In my library, I organized the type definitions as:

import ExampleUtil from "./ExampleUtil/ExampleUtil";
import { Type1, Type2 } from "./ExampleUtil/ExampleUtil__TYPES"
import OtherUtil from "./OtherUtil/OtherUtil";
import { Type3, Type4 } from "./OtherUtil/OtherUtil__TYPES"
// other classes, types and functions from library


/** Re-export for other project.
 *  Unlike "lodash", where each function is in separate file, herewith 
 *  all files are in same directory, here the developers can organize source files
 *  by directories, but users does not need to know these directories, because 
 *  they can get everything what they need from single "my-lib.js" file like below:
 *  import { ExampleUtil, Type1, Type2 } from "my-lib";
 *  All "my-lib" classes and functions those has not been used, will not be included
 *  by Webpack to production bundle.
 */
export {
  ExampleUtil, Type1, Type2,
  OtherUtil, Type3, Type4,
  // ... other classes, types and functions from library
};

If we wrap Type1 и Type2 no namespace ExampleUtil, the conflict will occur already here, in my-lib.d.ts: we are import class and same-name namespace, then we need to re-export both.
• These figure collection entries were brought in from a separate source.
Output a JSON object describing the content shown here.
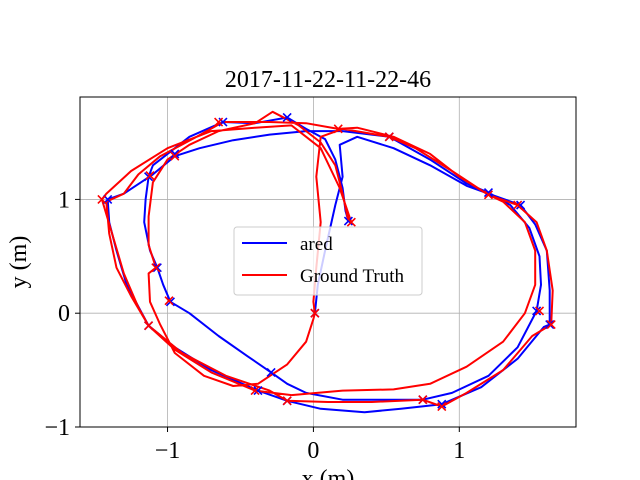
{
  "chart_data": {
    "type": "line",
    "title": "2017-11-22-11-22-46",
    "xlabel": "x (m)",
    "ylabel": "y (m)",
    "xlim": [
      -1.6,
      1.8
    ],
    "ylim": [
      -1.0,
      1.9
    ],
    "xticks": [
      -1,
      0,
      1
    ],
    "yticks": [
      -1,
      0,
      1
    ],
    "xtick_labels": [
      "−1",
      "0",
      "1"
    ],
    "ytick_labels": [
      "−1",
      "0",
      "1"
    ],
    "grid": true,
    "legend_position": "center",
    "series": [
      {
        "name": "ared",
        "color": "#0000ff",
        "marker": "x",
        "points": [
          [
            0.24,
            0.81
          ],
          [
            0.22,
            0.9
          ],
          [
            0.2,
            1.1
          ],
          [
            0.15,
            1.35
          ],
          [
            0.08,
            1.53
          ],
          [
            -0.05,
            1.62
          ],
          [
            -0.18,
            1.72
          ],
          [
            -0.4,
            1.67
          ],
          [
            -0.62,
            1.68
          ],
          [
            -0.85,
            1.55
          ],
          [
            -1.0,
            1.4
          ],
          [
            -1.1,
            1.3
          ],
          [
            -1.13,
            1.2
          ],
          [
            -1.15,
            1.0
          ],
          [
            -1.16,
            0.8
          ],
          [
            -1.12,
            0.55
          ],
          [
            -1.07,
            0.4
          ],
          [
            -1.03,
            0.25
          ],
          [
            -0.98,
            0.1
          ],
          [
            -0.85,
            0.0
          ],
          [
            -0.65,
            -0.2
          ],
          [
            -0.45,
            -0.38
          ],
          [
            -0.29,
            -0.52
          ],
          [
            -0.18,
            -0.62
          ],
          [
            -0.05,
            -0.7
          ],
          [
            0.2,
            -0.76
          ],
          [
            0.55,
            -0.76
          ],
          [
            0.75,
            -0.76
          ],
          [
            0.95,
            -0.7
          ],
          [
            1.2,
            -0.55
          ],
          [
            1.4,
            -0.3
          ],
          [
            1.53,
            0.02
          ],
          [
            1.56,
            0.25
          ],
          [
            1.55,
            0.5
          ],
          [
            1.48,
            0.75
          ],
          [
            1.35,
            0.95
          ],
          [
            1.2,
            1.06
          ],
          [
            1.05,
            1.14
          ],
          [
            0.8,
            1.35
          ],
          [
            0.52,
            1.55
          ],
          [
            0.2,
            1.6
          ],
          [
            -0.05,
            1.6
          ],
          [
            -0.3,
            1.57
          ],
          [
            -0.55,
            1.52
          ],
          [
            -0.78,
            1.45
          ],
          [
            -0.95,
            1.38
          ],
          [
            -1.1,
            1.22
          ],
          [
            -1.3,
            1.05
          ],
          [
            -1.41,
            1.0
          ],
          [
            -1.4,
            0.8
          ],
          [
            -1.35,
            0.55
          ],
          [
            -1.28,
            0.25
          ],
          [
            -1.13,
            -0.11
          ],
          [
            -0.95,
            -0.3
          ],
          [
            -0.7,
            -0.5
          ],
          [
            -0.38,
            -0.68
          ],
          [
            -0.18,
            -0.77
          ],
          [
            0.05,
            -0.84
          ],
          [
            0.35,
            -0.87
          ],
          [
            0.6,
            -0.84
          ],
          [
            0.88,
            -0.8
          ],
          [
            1.15,
            -0.65
          ],
          [
            1.4,
            -0.4
          ],
          [
            1.58,
            -0.12
          ],
          [
            1.62,
            -0.1
          ],
          [
            1.62,
            0.2
          ],
          [
            1.6,
            0.55
          ],
          [
            1.52,
            0.78
          ],
          [
            1.42,
            0.95
          ],
          [
            1.2,
            1.05
          ],
          [
            1.05,
            1.12
          ],
          [
            0.8,
            1.3
          ],
          [
            0.55,
            1.45
          ],
          [
            0.3,
            1.55
          ],
          [
            0.18,
            1.48
          ],
          [
            0.2,
            1.2
          ],
          [
            0.15,
            0.95
          ],
          [
            0.08,
            0.55
          ],
          [
            0.03,
            0.25
          ],
          [
            0.01,
            0.0
          ]
        ],
        "marker_points": [
          [
            0.24,
            0.81
          ],
          [
            -0.18,
            1.72
          ],
          [
            -0.62,
            1.68
          ],
          [
            -0.95,
            1.4
          ],
          [
            -1.13,
            1.2
          ],
          [
            -1.07,
            0.4
          ],
          [
            -0.98,
            0.1
          ],
          [
            -0.29,
            -0.52
          ],
          [
            0.75,
            -0.76
          ],
          [
            1.53,
            0.02
          ],
          [
            1.2,
            1.06
          ],
          [
            0.52,
            1.55
          ],
          [
            -1.41,
            1.0
          ],
          [
            -1.13,
            -0.11
          ],
          [
            -0.38,
            -0.68
          ],
          [
            -0.18,
            -0.77
          ],
          [
            0.88,
            -0.8
          ],
          [
            1.62,
            -0.1
          ],
          [
            1.42,
            0.95
          ],
          [
            0.01,
            0.0
          ]
        ]
      },
      {
        "name": "Ground Truth",
        "color": "#ff0000",
        "marker": "x",
        "points": [
          [
            0.01,
            0.0
          ],
          [
            0.0,
            -0.05
          ],
          [
            -0.05,
            -0.25
          ],
          [
            -0.18,
            -0.45
          ],
          [
            -0.38,
            -0.62
          ],
          [
            -0.55,
            -0.64
          ],
          [
            -0.75,
            -0.55
          ],
          [
            -0.95,
            -0.35
          ],
          [
            -1.05,
            -0.1
          ],
          [
            -1.12,
            0.1
          ],
          [
            -1.13,
            0.35
          ],
          [
            -1.08,
            0.4
          ],
          [
            -1.13,
            0.6
          ],
          [
            -1.13,
            0.85
          ],
          [
            -1.1,
            1.15
          ],
          [
            -1.0,
            1.35
          ],
          [
            -0.85,
            1.48
          ],
          [
            -0.65,
            1.6
          ],
          [
            -0.4,
            1.67
          ],
          [
            -0.28,
            1.77
          ],
          [
            -0.1,
            1.65
          ],
          [
            0.05,
            1.5
          ],
          [
            0.15,
            1.3
          ],
          [
            0.2,
            1.05
          ],
          [
            0.24,
            0.81
          ],
          [
            0.26,
            0.8
          ],
          [
            0.18,
            1.1
          ],
          [
            0.05,
            1.45
          ],
          [
            -0.15,
            1.65
          ],
          [
            -0.4,
            1.63
          ],
          [
            -0.7,
            1.6
          ],
          [
            -1.0,
            1.45
          ],
          [
            -1.25,
            1.25
          ],
          [
            -1.42,
            1.05
          ],
          [
            -1.45,
            1.0
          ],
          [
            -1.38,
            0.7
          ],
          [
            -1.3,
            0.35
          ],
          [
            -1.2,
            0.05
          ],
          [
            -1.13,
            -0.11
          ],
          [
            -0.95,
            -0.32
          ],
          [
            -0.7,
            -0.52
          ],
          [
            -0.4,
            -0.68
          ],
          [
            -0.15,
            -0.72
          ],
          [
            0.2,
            -0.68
          ],
          [
            0.55,
            -0.67
          ],
          [
            0.8,
            -0.62
          ],
          [
            1.05,
            -0.47
          ],
          [
            1.3,
            -0.25
          ],
          [
            1.45,
            0.0
          ],
          [
            1.52,
            0.25
          ],
          [
            1.52,
            0.55
          ],
          [
            1.45,
            0.8
          ],
          [
            1.3,
            0.98
          ],
          [
            1.2,
            1.04
          ],
          [
            1.0,
            1.2
          ],
          [
            0.8,
            1.4
          ],
          [
            0.55,
            1.55
          ],
          [
            0.3,
            1.63
          ],
          [
            0.17,
            1.62
          ],
          [
            -0.05,
            1.67
          ],
          [
            -0.3,
            1.68
          ],
          [
            -0.62,
            1.68
          ],
          [
            -0.8,
            1.55
          ],
          [
            -1.05,
            1.38
          ],
          [
            -1.2,
            1.22
          ],
          [
            -1.3,
            1.05
          ],
          [
            -1.42,
            0.98
          ],
          [
            -1.4,
            0.7
          ],
          [
            -1.35,
            0.4
          ],
          [
            -1.25,
            0.15
          ],
          [
            -1.13,
            -0.11
          ],
          [
            -0.9,
            -0.35
          ],
          [
            -0.6,
            -0.55
          ],
          [
            -0.3,
            -0.68
          ],
          [
            -0.18,
            -0.77
          ],
          [
            0.1,
            -0.78
          ],
          [
            0.4,
            -0.78
          ],
          [
            0.75,
            -0.76
          ],
          [
            0.88,
            -0.82
          ],
          [
            1.05,
            -0.7
          ],
          [
            1.3,
            -0.5
          ],
          [
            1.5,
            -0.2
          ],
          [
            1.63,
            -0.1
          ],
          [
            1.64,
            0.2
          ],
          [
            1.6,
            0.55
          ],
          [
            1.53,
            0.8
          ],
          [
            1.4,
            0.95
          ],
          [
            1.2,
            1.04
          ],
          [
            0.95,
            1.25
          ],
          [
            0.7,
            1.45
          ],
          [
            0.52,
            1.55
          ],
          [
            0.2,
            1.62
          ],
          [
            0.05,
            1.55
          ],
          [
            0.02,
            1.2
          ],
          [
            0.05,
            0.8
          ],
          [
            0.02,
            0.4
          ],
          [
            0.0,
            0.1
          ],
          [
            0.01,
            0.0
          ]
        ],
        "marker_points": [
          [
            0.26,
            0.8
          ],
          [
            -0.65,
            1.68
          ],
          [
            -0.95,
            1.38
          ],
          [
            -1.12,
            1.21
          ],
          [
            -1.08,
            0.4
          ],
          [
            -0.99,
            0.11
          ],
          [
            -1.45,
            1.0
          ],
          [
            -1.13,
            -0.11
          ],
          [
            -0.4,
            -0.68
          ],
          [
            -0.18,
            -0.77
          ],
          [
            0.17,
            1.62
          ],
          [
            0.52,
            1.55
          ],
          [
            1.2,
            1.04
          ],
          [
            1.4,
            0.95
          ],
          [
            1.55,
            0.02
          ],
          [
            1.63,
            -0.1
          ],
          [
            0.75,
            -0.76
          ],
          [
            0.88,
            -0.82
          ],
          [
            0.01,
            0.0
          ]
        ]
      }
    ]
  }
}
So, can I write the code like

//                                Namespace
const parameterForExampleUtil: ExampleUtil.Type1 = { /* ... */ };
//             Namespace         Class
const result: ExampleUtil.Type2 = ExampleUtil.getSomething(parameterForExampleUtil);

and if no, which name I may select for namespace? Some good practices from other programming languages allows avoid conflicts between class name and respective namespace? I know that using prefix I for interfaces, is the practice like this for namespaces?